When I don't use shared, the singleThreadFunction, which is executed by different threads, does not process the shared array. Thanks.
January 28, 2013
Sparsh Mittal:

> Thanks for your reply and link (which I will try to follow).

Good.


> However, I am trying to write a parallel program where I have a big array. Multiple (e.g. 2, 4, 8) threads do work on part of those arrays. Afterwards, they sort their portions of array and return the answer to main.
>
> So, I have made global variable, which is shared array. I do not know if there is another way to tackle the problem.

This shows one solution using many mutexes, but using only fewer of them is probably enough:
http://rosettacode.org/wiki/Atomic_updates#D

Bye,
bearophile
January 28, 2013
On 01/28/2013 07:01 AM, Sparsh Mittal wrote:

> However, I am trying to write a parallel program where I have a big
> array. Multiple (e.g. 2, 4, 8) threads do work on part of those arrays.
> Afterwards, they sort their portions of array and return the answer to
> main.

That sounds very much like parallelism. ;) Have you considered the std.parallelism module?

  http://dlang.org/phobos/std_parallelism.html

There are more examples of that module here:

  http://ddili.org/ders/d.en/parallelism.html

Ali

January 28, 2013
Thanks a lot.

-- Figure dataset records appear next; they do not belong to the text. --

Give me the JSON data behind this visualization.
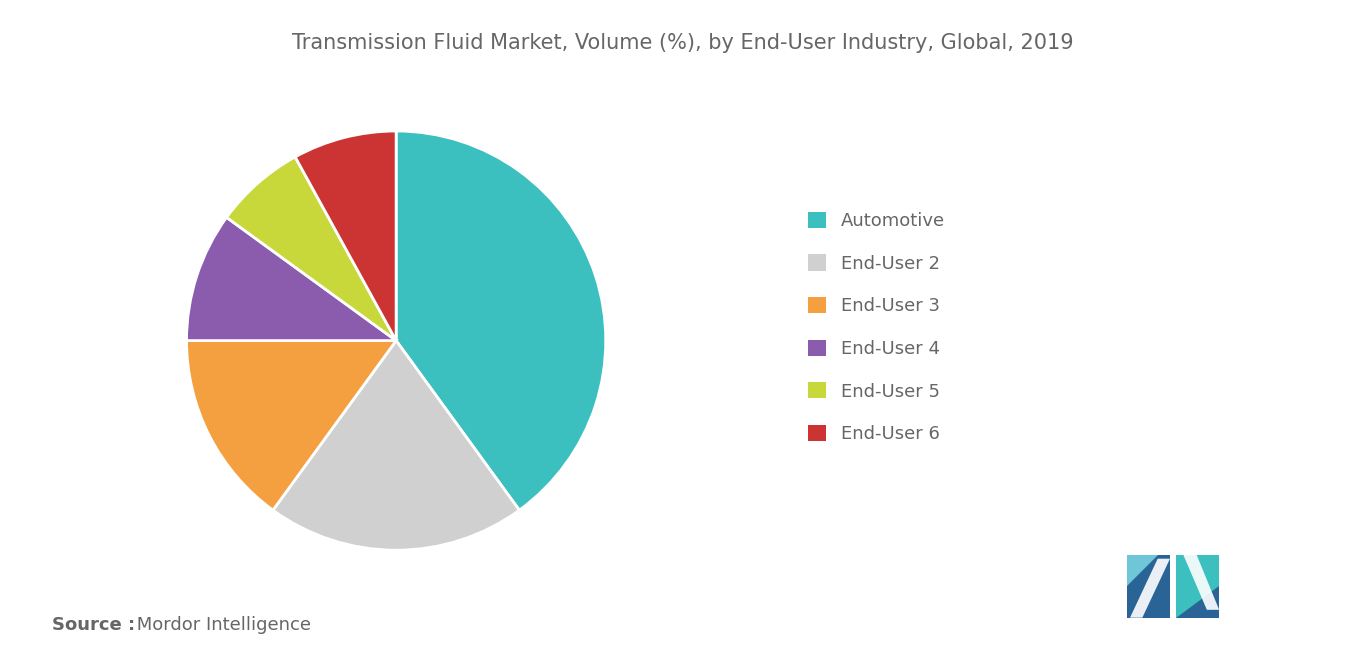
{
  "title": "Transmission Fluid Market, Volume (%), by End-User Industry, Global, 2019",
  "segments": [
    "Automotive",
    "End-User 2",
    "End-User 3",
    "End-User 4",
    "End-User 5",
    "End-User 6"
  ],
  "values": [
    40,
    20,
    15,
    10,
    7,
    8
  ],
  "colors": [
    "#3BBFBF",
    "#D0D0D0",
    "#F5A040",
    "#8B5BAE",
    "#C8D83A",
    "#CC3333"
  ],
  "legend_labels": [
    "Automotive",
    "End-User 2",
    "End-User 3",
    "End-User 4",
    "End-User 5",
    "End-User 6"
  ],
  "source_bold": "Source :",
  "source_normal": " Mordor Intelligence",
  "background_color": "#FFFFFF",
  "title_fontsize": 15,
  "legend_fontsize": 13,
  "source_fontsize": 13,
  "text_color": "#666666",
  "pie_startangle": 90,
  "pie_counterclock": false,
  "logo_color1": "#3BBFBF",
  "logo_color2": "#2A6496",
  "logo_color3": "#5BADD0"
}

Actually, I am using std.concurrency, following your tutorial:
http://ddili.org/ders/d.en/concurrency.html. Thanks for that tutorial.

My requirement is to sort a portion of an array in each thread, such that there is no overlap b/w portions and all portions together make the whole array.

So I am taking array as shared. Currently, in each thread, I am taking a slice of that array to sort, although that slice is not shared, I am forced to take shared since compiler does not allow without it.

Can you suggest something, e.g. sorting only a portion of an array, without slicing? Thanks.

January 28, 2013
On 01/28/2013 12:33 PM, Sparsh Mittal wrote:

> My requirement is to sort a portion of an array in each thread, such
> that there is no overlap b/w portions and all portions together make the
> whole array.
>
> So I am taking array as shared. Currently, in each thread, I am taking a
> slice of that array to sort, although that slice is not shared, I am
> forced to take shared since compiler does not allow without it.

As I understand it, that's how it should work.

> Can you suggest something, e.g. sorting only a portion of an array,
> without slicing? Thanks.

Why not slicing? The following program probably what you have tried anyway. It is shamefully unmaintainable: :)

import std.stdio;
import std.concurrency;
import std.algorithm;

struct Done
{}

void sorter(Tid owner, shared(int)[] sliceToSort)
{
    sort(sliceToSort);
    owner.send(Done());
}

void main()
{
    shared numbers = [ 6, 5, 4, 3, 2, 1 ];

    spawn(&sorter, thisTid, numbers[0 .. $ / 2]);
    spawn(&sorter, thisTid, numbers[$ / 2 .. $]);

    receiveOnly!Done();
    receiveOnly!Done();

    writeln(numbers);
}

Both halves of the slice are sorted:

[4, 5, 6, 1, 2, 3]

Instead of making 'numbers' itself shared, you can cast the slices that you send to the workers as such:

    auto numbers = [ 6, 5, 4, 3, 2, 1 ];
// ...
    spawn(&sorter, thisTid, cast(shared)numbers[0 .. $ / 2]);


But then the rest of the code would not know that the elements of 'numbers' may be modified by other threads. Defining it as 'shared' makes it impossible to ignore that fact.

Ali

January 28, 2013
Thanks a lot. Your code is very valuable to explain the whole concept. I have changed my code based on it.